Date made: January 2004

Over the Edge

Another project hits the dust! woo hoo!

At this year's Pacific International Quilt show in Santa Clara, CA, I bought a kit called "Over the Edge" which included a FQ of original hand-printed fabric. The hand-printed fabric had 3 elements: a line drawing of a completely disorganized and cluttered sewing room, a title strip and a background strip of exclamatory words. The sample at the booth was delightful and I realized this would be a great scrap fabric project (not that it would make a huge dent in diminishing my scraps, but I wouldn't need to buy any new fabric to make it!).

Since I have recently completed other UFOs, I was hot to trot, so to speak. :-) Using the color photo as an example of what colors to put where (why mess with success concerning color placement when it has already been done for you?), I pulled similar colors and/or designs from my stash. I was very pleased to find that it was an extremely easy wall-hanging to put together. The directions call for partial coloring of the line drawing w/ fabric markers .... I wasn't about to go out and buy a whole bunch .. but experimentation with my Zig scrapbooking markers (which are permanent, acid-free and non-water-based) showed that they can successfully withstand the washer & dryer .. so those are the markers I used to color in the line drawing. [note added later: I should have realized that objects viewed from a distance need to have more vibrant color to be seen than objects seen up-close. I didn't color the line drawing very darkly, so the colors appear as though they are pastels. I should have colored them more firmly so the color would have been darker. More intense colors would have shown up better when viewed from across the room.]

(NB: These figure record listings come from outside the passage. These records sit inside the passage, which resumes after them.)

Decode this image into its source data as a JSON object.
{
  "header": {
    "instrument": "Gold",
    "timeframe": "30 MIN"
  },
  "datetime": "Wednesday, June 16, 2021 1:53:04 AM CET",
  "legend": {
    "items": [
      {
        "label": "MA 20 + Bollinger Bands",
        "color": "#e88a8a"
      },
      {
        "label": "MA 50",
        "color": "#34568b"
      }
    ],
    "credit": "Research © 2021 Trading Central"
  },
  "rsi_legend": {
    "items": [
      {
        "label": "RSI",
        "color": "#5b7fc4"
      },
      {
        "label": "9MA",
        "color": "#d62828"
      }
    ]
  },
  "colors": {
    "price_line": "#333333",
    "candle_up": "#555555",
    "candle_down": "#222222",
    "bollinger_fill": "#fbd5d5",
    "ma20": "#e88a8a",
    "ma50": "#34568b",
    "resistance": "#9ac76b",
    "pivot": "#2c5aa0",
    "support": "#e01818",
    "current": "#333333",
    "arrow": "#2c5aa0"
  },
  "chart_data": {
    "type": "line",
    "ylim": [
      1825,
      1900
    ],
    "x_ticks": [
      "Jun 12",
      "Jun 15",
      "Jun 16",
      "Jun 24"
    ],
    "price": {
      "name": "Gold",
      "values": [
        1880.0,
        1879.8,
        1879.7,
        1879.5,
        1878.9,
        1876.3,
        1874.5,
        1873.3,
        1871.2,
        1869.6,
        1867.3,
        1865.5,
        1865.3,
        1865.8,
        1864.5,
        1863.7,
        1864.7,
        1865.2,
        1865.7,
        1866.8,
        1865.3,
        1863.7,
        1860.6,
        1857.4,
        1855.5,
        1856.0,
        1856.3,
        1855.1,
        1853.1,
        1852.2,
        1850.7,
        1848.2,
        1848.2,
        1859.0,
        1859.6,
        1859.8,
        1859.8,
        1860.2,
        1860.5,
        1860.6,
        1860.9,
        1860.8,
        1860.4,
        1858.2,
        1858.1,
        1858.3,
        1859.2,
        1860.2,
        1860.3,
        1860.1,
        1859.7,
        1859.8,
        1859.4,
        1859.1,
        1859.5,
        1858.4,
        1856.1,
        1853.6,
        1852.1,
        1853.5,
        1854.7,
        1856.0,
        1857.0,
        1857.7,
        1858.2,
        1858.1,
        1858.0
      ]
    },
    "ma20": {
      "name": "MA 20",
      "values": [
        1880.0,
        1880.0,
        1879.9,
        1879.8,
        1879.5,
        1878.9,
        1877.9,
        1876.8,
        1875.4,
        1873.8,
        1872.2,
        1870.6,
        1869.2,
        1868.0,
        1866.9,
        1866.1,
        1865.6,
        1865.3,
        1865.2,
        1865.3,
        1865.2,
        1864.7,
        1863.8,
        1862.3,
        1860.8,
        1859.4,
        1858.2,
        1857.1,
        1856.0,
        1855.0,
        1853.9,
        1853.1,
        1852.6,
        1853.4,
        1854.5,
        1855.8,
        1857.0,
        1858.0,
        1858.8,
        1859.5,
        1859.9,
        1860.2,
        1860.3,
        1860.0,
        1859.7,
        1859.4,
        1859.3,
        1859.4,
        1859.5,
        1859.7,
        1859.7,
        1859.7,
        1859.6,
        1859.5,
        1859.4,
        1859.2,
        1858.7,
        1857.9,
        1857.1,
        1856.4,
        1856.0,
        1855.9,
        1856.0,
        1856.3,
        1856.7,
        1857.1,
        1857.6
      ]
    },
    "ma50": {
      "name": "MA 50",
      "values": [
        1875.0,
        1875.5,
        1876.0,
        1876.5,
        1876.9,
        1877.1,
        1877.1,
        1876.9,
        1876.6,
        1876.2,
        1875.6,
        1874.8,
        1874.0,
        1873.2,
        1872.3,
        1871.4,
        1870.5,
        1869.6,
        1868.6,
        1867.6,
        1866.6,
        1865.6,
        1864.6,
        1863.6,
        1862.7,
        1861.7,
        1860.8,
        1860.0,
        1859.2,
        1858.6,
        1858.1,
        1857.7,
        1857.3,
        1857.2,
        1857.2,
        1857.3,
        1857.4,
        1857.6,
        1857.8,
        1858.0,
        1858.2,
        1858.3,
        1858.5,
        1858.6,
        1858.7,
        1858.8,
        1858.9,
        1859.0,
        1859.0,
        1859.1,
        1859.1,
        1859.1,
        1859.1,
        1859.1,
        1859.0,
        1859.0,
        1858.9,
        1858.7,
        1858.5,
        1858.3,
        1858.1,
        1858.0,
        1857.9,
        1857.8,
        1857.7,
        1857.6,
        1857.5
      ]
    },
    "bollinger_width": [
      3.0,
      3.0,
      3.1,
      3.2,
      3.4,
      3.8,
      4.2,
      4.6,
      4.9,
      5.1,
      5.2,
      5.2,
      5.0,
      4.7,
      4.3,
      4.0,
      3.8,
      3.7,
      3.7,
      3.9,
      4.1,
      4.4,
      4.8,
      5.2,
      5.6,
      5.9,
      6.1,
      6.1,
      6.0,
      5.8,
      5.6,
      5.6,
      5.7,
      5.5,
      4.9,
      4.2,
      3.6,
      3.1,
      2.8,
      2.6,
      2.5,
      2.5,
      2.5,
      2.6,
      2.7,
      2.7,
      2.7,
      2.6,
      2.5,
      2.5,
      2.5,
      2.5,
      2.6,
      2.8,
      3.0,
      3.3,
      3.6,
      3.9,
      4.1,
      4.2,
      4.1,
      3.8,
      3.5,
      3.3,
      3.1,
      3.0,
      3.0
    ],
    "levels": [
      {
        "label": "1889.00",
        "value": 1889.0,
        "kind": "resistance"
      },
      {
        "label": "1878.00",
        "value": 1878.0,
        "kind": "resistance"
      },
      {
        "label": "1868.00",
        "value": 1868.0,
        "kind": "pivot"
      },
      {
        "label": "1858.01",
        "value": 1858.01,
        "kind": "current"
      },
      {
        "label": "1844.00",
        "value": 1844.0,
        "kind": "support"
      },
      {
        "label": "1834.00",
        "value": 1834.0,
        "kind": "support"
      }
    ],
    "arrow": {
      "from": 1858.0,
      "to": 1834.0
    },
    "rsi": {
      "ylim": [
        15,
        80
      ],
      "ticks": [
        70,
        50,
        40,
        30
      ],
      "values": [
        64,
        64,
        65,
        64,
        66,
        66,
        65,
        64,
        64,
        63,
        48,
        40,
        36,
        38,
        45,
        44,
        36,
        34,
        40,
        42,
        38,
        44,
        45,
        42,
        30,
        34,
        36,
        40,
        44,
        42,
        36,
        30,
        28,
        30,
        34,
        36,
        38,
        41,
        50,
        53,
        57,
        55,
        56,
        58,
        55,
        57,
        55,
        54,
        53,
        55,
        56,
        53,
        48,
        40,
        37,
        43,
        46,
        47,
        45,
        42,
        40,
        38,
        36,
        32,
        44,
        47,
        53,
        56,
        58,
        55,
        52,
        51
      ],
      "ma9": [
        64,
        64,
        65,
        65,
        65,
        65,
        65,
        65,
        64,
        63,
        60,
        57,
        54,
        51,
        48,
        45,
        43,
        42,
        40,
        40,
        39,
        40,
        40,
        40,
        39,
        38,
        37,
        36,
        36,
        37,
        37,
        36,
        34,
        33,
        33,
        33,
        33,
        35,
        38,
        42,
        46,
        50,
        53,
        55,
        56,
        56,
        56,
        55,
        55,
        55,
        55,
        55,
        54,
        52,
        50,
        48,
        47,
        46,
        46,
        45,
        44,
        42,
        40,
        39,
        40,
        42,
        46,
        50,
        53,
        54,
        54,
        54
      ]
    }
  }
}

My own rendition of the wall-hanging is slightly different from the kit's ... I have an extra vertical sashing on the right hand side. You'll see a series of topsy-turvy spools of thread at the bottom of the wall-hanging. Somehow, I managed to make the spools of thread larger than they should have been, resulting in a longer strip than the pattern calls for. To compensate, I added the extra vertical sashing. [shrug] eh .. I wasn't about to remake all those spools of thread.

The vertical band of lop-sided fabric strips on the left hand side represents the bolts of fabric in our sewing rooms. :-)

Then it came time for the actual quilting. I am truly dismal at coming up with novel ideas for quilting motifs; I tend to "stay in the box" and this wall hanging was no exception. I stippled in the black background areas and the background behind the purple star. I outlined stitched many objects in the line drawing .. you can't see the quilting cuz it's black just like the lines, but it does give a slightly dimensional feel to the center of the quilt. I found some continuous line hearts, both vertical and horizontal, that I sized to fit the various sashing bands. (I did the resizing by computer: I scanned in the quilting motif, edited it in my graphics editor to the different sizes that I needed. I was quite pleased at how (relatively) painless this was.). The 'fabric bolt' band was quilting in a continuous line vine motif. I used Superior's Glitter thread for decorative stitching and Aurofil for the stippling. The finished size is 2' x 3'.

Cautionary tale:This wall-hanging has been positioned on a *north-facing* wall that never EVER EVER gets ANY sunlight. Ever. There's natural daylight in the room, of course, but sunlight NEVER hits this wall where the wall-hanging is.

So it was with considerable surprise that I realized, at some point, the black print fabric ... which just looked so wonderful ... has faded. Quite a bit, in fact. Look at this sad picture and compare it to the one at the top of the page:

What can I learn from this?

  • Maybe that indirect sunlight, eventhough it may never hit the fabric, can indeed cause fabric to fade? Could be.
  • More than likely, the ink used in making this print was sub-standard. Other than consistently buying quality goods, I don't know how to avoid this. Even then, you can't always be sure that Quilt Quality Fabric is going to be 100% terrific. (Some of Jinny Beyer's saturated colors come to mind ... no matter how many soaks in Retayne or Synthrapol or use of Color Catchers, some of her fabrics just bleed and bleed and bleed. And ya never know which ones when you're buying it.)